The XTS codebase includes crash recovery tests in the sar/tests subtree which currently need to be executed manually. This needs to be changed so that the current tests can be run automatically via Hudson. After this has been completed it should then be possible to extend the test suite to exercise scenarios not yet covered by the current range of tests.
The tests themselves employ a web service client and several web services which are deployed to the app server with the test code. The behaviour of the client and web services can be scripted so this single deployment is capable of exercising all the scenarios which are required in order to lead up to a crash. However, automation is not straightforward for several reasons:
Execution of the tests requires starting up an app server twice, the first time so that it can be crashed at a specific point during execution then a second time so that recovery processing can be checked. The JBossTS codebase includes some utilities which can be used to help manage startup and shutdown of the JBoss AS instance.
Crashing of the app server and tracing of execution during the first and second runs requires the use of the Byteman agent and Byteman rules. Suitable Byteman rule scripts exist for all the current tests, However, trace output is currently written to a file and the output is verified by eyeball. Timing variations mean that this output does not always have a fixed format. Also, validation requires checking that identifiers printed during the first and second run match up. It would be worth investigating an alternative way of collecting and validating this trace information e.g. using the dtest package contributed to Byteman by Jonathan Halliday. dtest has been used to test similar scenarios in the JBossTS JTA - XTS bridge code (the latter is in the txbridge source tree).
Timing variations also mean that execution of recovery code may needs to be manipulated using Byteman rules in order to ensure that the circumstances specified in the test scenario are actually met. This can involve introducing delays or dropping messages to ensure that events are handled in a specific order. The existing Bbyteman scripts include rules to achieve this where needed by the current tests. However, once again, this complicates automation of the trace validation process since it requires some of the traced operations to be discounted until an occurrence which has been engineered is identified.

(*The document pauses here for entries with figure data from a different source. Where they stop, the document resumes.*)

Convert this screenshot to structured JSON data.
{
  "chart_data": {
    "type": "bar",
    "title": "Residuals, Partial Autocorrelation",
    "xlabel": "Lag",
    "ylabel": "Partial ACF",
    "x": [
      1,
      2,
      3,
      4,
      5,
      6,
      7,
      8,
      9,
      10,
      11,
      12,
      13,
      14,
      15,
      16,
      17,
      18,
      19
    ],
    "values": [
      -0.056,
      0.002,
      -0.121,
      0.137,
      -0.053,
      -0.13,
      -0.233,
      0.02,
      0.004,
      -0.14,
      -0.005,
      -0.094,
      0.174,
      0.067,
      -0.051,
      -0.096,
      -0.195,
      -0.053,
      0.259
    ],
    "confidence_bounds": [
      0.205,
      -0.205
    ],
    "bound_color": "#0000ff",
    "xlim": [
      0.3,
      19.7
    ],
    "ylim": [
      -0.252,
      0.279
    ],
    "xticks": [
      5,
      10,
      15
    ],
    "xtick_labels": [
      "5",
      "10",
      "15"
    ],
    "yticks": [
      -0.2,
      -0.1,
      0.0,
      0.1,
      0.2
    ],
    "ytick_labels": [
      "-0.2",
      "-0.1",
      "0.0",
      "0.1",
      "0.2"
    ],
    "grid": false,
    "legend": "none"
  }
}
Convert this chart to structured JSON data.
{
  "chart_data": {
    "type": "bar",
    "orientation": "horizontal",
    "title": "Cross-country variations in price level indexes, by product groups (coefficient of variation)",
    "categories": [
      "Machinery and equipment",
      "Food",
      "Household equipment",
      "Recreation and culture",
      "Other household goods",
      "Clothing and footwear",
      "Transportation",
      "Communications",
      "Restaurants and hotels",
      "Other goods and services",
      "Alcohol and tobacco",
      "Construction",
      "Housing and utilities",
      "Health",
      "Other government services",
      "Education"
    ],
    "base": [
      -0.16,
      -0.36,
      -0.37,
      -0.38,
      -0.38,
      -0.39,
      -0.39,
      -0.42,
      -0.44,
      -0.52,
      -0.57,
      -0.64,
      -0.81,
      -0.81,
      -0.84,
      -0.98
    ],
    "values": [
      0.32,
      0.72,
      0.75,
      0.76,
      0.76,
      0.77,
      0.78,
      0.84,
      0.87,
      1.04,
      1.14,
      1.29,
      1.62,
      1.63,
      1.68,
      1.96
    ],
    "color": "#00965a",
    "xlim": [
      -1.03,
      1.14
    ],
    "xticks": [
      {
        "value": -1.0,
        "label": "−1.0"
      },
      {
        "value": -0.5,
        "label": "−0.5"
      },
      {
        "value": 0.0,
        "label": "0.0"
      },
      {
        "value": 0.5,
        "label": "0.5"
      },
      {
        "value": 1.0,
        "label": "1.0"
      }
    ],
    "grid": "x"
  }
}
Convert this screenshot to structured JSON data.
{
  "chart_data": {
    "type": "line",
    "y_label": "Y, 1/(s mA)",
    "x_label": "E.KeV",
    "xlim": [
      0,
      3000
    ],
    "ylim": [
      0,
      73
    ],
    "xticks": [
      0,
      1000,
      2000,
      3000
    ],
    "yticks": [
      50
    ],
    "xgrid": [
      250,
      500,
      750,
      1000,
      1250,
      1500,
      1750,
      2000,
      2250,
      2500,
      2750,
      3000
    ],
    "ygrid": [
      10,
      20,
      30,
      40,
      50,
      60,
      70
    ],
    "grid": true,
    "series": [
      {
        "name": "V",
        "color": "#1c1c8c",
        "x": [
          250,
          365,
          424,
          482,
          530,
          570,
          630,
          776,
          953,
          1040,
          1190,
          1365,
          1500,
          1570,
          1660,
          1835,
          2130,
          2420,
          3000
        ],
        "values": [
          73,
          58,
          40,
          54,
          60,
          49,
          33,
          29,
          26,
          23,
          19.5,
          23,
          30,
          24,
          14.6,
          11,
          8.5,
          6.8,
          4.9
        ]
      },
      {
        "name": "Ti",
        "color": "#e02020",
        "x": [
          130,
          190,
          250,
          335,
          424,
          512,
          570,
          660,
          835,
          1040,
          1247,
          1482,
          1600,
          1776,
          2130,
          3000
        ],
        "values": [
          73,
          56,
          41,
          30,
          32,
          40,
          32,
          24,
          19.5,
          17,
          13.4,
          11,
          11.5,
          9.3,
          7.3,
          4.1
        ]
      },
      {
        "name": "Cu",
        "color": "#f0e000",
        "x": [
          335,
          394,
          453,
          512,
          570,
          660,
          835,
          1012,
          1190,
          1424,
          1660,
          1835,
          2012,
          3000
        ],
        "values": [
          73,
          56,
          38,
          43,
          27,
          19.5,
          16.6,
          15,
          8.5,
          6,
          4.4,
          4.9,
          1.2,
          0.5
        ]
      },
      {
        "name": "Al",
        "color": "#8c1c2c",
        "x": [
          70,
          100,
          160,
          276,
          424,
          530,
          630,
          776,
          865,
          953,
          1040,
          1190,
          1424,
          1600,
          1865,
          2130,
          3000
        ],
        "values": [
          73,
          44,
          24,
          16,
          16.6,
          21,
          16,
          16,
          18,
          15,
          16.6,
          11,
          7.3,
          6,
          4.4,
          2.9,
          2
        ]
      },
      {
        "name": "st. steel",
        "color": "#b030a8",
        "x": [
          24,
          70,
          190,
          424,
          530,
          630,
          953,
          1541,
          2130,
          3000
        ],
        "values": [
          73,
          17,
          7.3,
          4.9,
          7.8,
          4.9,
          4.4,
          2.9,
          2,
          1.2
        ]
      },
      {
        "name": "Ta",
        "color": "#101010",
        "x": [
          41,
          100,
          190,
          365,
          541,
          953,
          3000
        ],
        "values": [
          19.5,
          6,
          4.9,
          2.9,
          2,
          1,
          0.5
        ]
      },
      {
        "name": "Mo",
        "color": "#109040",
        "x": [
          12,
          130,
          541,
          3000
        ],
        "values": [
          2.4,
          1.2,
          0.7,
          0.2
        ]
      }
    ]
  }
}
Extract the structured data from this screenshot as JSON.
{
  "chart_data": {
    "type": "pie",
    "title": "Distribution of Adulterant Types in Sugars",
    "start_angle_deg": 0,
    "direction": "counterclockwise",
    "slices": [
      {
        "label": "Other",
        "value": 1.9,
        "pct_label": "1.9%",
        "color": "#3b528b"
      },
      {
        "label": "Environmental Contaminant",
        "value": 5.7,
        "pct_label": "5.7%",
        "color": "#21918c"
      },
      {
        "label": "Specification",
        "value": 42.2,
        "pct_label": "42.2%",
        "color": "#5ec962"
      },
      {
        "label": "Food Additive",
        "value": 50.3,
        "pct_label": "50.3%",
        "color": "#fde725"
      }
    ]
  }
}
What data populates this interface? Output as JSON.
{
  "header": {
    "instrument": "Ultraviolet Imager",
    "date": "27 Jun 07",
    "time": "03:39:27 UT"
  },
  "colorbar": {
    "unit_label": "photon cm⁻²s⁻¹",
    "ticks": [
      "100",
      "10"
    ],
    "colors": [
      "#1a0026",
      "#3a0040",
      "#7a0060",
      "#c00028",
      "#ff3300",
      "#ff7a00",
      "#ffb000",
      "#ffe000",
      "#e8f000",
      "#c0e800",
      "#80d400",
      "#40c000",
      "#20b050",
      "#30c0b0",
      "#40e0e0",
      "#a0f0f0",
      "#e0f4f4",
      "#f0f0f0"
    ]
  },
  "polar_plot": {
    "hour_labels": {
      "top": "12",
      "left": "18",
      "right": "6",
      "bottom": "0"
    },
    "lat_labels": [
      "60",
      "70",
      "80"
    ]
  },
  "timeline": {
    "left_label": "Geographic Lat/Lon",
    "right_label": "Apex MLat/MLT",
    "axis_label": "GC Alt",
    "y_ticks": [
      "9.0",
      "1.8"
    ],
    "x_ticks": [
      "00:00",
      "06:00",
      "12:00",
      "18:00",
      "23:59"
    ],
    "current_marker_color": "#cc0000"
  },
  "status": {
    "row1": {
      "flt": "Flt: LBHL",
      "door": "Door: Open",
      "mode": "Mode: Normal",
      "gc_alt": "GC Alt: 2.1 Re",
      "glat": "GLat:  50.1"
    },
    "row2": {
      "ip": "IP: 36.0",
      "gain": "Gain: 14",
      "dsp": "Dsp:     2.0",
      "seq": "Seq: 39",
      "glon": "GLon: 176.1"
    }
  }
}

In the longer run the tests will need to be extended in two dimensions.
Firstly, the current test locates the client, web services and transaction coordinator in one application server. The client, web services and transaction coordinator need to be tested when they are deployed in different app servers in various possible combinations and the correct handling of a crash by one or more of these app servers needs to be validated.
Secondly, the current tests only test normal recovery situations. It will also be necessary to simulate failures in the recovery process, either by scripting the web service behaviour or by injecting faults using Byteman rules.